Ex-prisoner: Administrative detention – mental slaughter
Palestinian journalist Ali Jaradat, who spent 11 years behind bars, tells Ynet 'uncertainty and wait are the most difficult things for administrative detainees.' B'Tselem reports number of Palestinians held in administrative detention lowest since 2001, but 222 still jailed without being convicted
The organization, which released the report on Monday morning, attributes the reduction in the number of administrative detainees to the drop in the amount of violence in the area, rather than to a change in Israel's policy.

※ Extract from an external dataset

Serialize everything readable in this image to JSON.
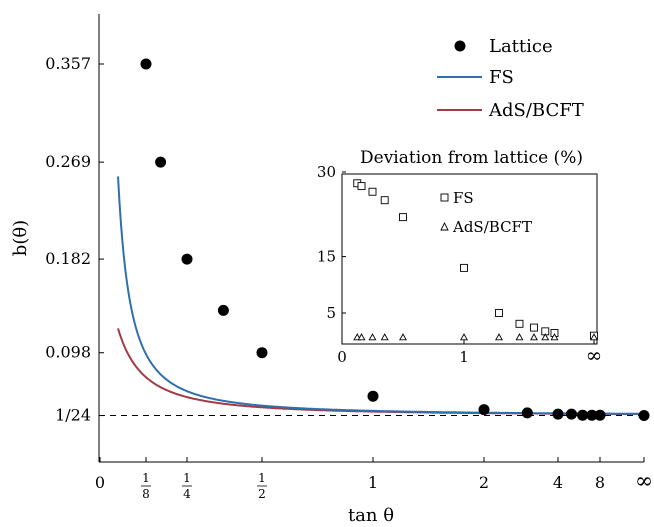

The Justice Ministry, on the other hand, says the reduction stems from Israel's cautious use of that measure, as well as from the improvement in the security-related situation.
According to the report, the Israeli policy contradicts all the rules of international law regarding the use of administrative detention, while seriously infringing on the detainees' rights. B'Tselem says Israel is mocking the protection provided by the law, going against freedom and the right for a fair procedure.
'Like the stone of Sisyphus'
One of those who experienced it first hand is Palestinian journalist Ali Jaradat, who completed his last administrative detention in December.
"The life of an administrative detainee is like the stone in the Sisyphus story. Every time the stone reaches the top of the mountain, it deteriorates once again, and this is the human absurdity of the administrative detention," he tells Ynet.
Jaradat, who was considered an unofficial spokesman of the Popular Front for the Liberation of Palestinian in the past, was arrested several times between 1992 and 2010, and spent a total of 11 years behind bars.
"Apart for the first time, in each of my detention I was not questioned and was not informed what I was arrested for," he claims. According to him, each time the six months of detention came to an end, his arrest was extended by another six months. "This is mental slaughter for a prisoner, without talking about the ramifications for his family."
As a journalist and writer, Jaradat compares his situation to that of the hero of "Waiting for Godot".
"As in the play, you cannot defend yourself," he explains. "What kills the administrative detainee is the fact that he doesn't know how to defend himself against some kind of guilt. I may be guilty for writing. Is my crime the fact that I speak about an independent state? (Former Prime Minister Ariel) Sharon believes in an independent state as well, the difference is in the borders of the two states between me and them.
"This is an impossible situation, the mental wait each time the six months of detention end is a mental phenomenon which ruins the prisoner and his family," he says of the stage in which the detainee waits to find out whether he is about to be released or remain in custody.
"A normal prisoner knows that he will be released after a long or short period, but the administrative detainee doesn't know, and the uncertainty and wait are the most difficult things."
Jaradat says that at a certain stage, his health began deteriorating and he started suffering from a heart disease and diabetes. "I joked with the judge. I told him, 'When you first took me I was young. Today it's not the same anymore. I don't know how much time I have left to live, and you keep on extending it by six months.'"
'No other alternative'
The Justice Ministry said in response to the report, "The administrative detention is a measure taken when there is no other alternative, and it is fully compatible with the rules of international law, and particularly clause 78 in the fourth Geneva Convention."
The ministry added that "the law enforcement system is making every effort to run a criminal procedure rather than an administrative one, often at the cost of filing a criminal indictment for a less serious offense."
In addition to the drop in the number of administrative detentions, the B'Tselem report also points to the ease of restrictions on Palestinians in West Bank roadblocks, in a way allowing Palestinians to move between the city centers in a much more convenient manner than in the past.
In early February 2010 there were 44 roadblocks, compared to 62 in 2008. The organization, stresses, however, that there is yet to be a complete freedom of movement.
B'Tselem also addresses the killing of Israeli and Palestinian civilians since the end of Operation Cast Lead, ruling that the number of Palestinian casualties has been the lowest in the past few years – 83, most of the Gaza residents. The organization criticizes Israel's investigation policy in Palestinian death cases and condemns the execution of Palestinians who cooperated with Israel.
In the report, B'Tselem also criticizes the Gaza siege, the demolition of Palestinian houses, the use of Palestinian lands in favor of new settlements and the separation fence.